- Location: Hamilton County, New York, U.S.
- Coordinates: 44°04′07″N 74°50′19″W﻿ / ﻿44.068576°N 74.838709°W
- Type: Lake

= Big Deer Pond =

Lake in Hamilton County, New York, U.S.

Big Deer Pond in Hamilton County, New York is located approximately 1.5 west of Lows Lake in the Five Ponds Wilderness Area and the Adirondacks "Bob Marshall Wilderness" area (there is another in Montana). It serves as a 1/2 mile water-portage between Lows Lake and the upper Oswegatchie River. The portage is a total of 3.5 miles through blowdown of virgin timber. Big Deer Pond is noted for being a large shallow pond with numerous bog plant life. It was initially named Lost Pond by surveyor Verplanck Colvin before being rediscovered by conservationist Bob Marshall (wilderness activist) after the turn of the 20th century.

==Philo Scott==
Big Deer Pond was the home of Philo Scott, 1841–1911; Adirondack Mountains Region (N.Y.) History 19th century "The Hermit" of Big Deer Pond (or Lost Pond) near Cranberry Lake. Scott was a boyhood neighbor and lifelong friend of J. Henry Rushton (canoe designer) and Reuben Wood (professional fly-dresser). Scott was a legendary Adirondack guide, trapper and the model for the title character in Irving Bacheller novel, Silas Strong, Emperor of the Woods (1906). Bacheller also dedicated the poem, Him and Me, to Scott.
Scott registered two patents one for a Railroad Switch and one for an excavation tool.
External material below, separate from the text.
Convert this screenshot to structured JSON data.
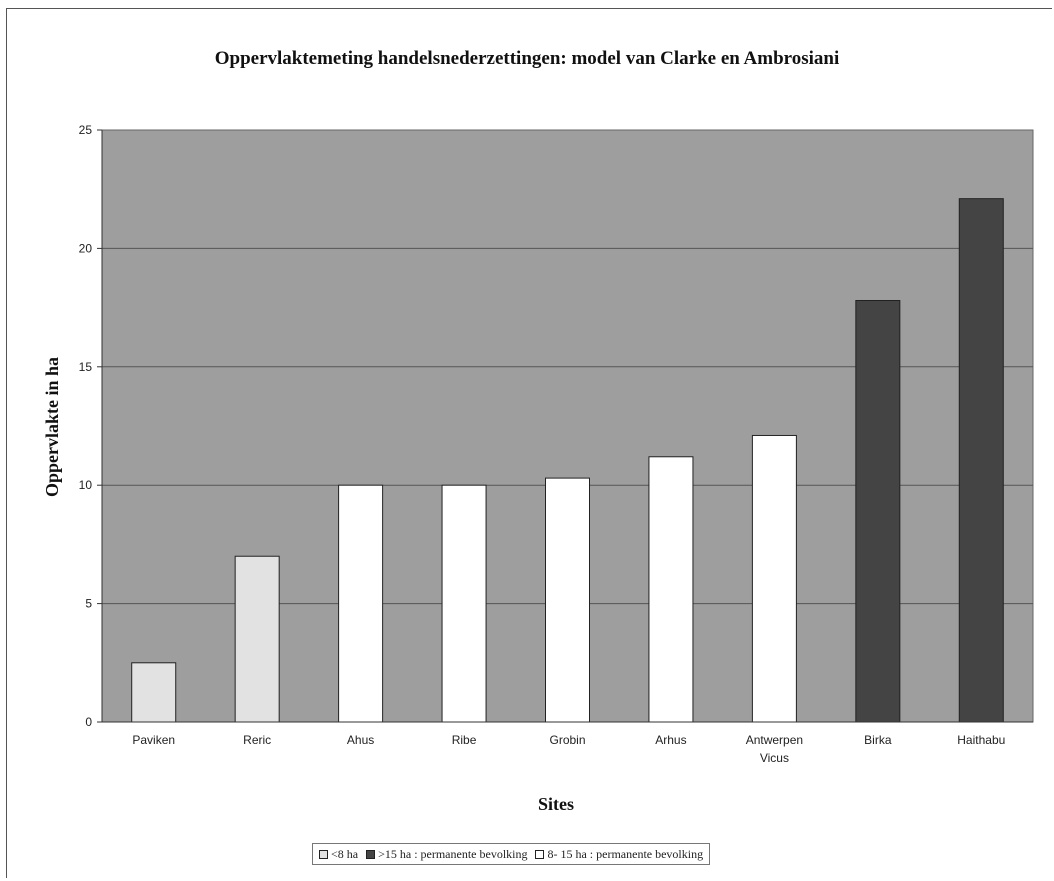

Scott Philo's one room log cabin was later moved during the winter through the dense woods to Chair Rock on the south end of Cranberry Lake. It was used as the dining room for the historic Wildcliff Lodge (formerly known as "Hoppie's" and then "Verns") and still sits unoccupied as of 2008. A committee of home owners in Chair Rock was organized to purchase Wildcliff as a means to eliminate the perceived noise and visitors to the area. Wildcliff now sits in disarray with no intent to repair or rejuvenate the historic property.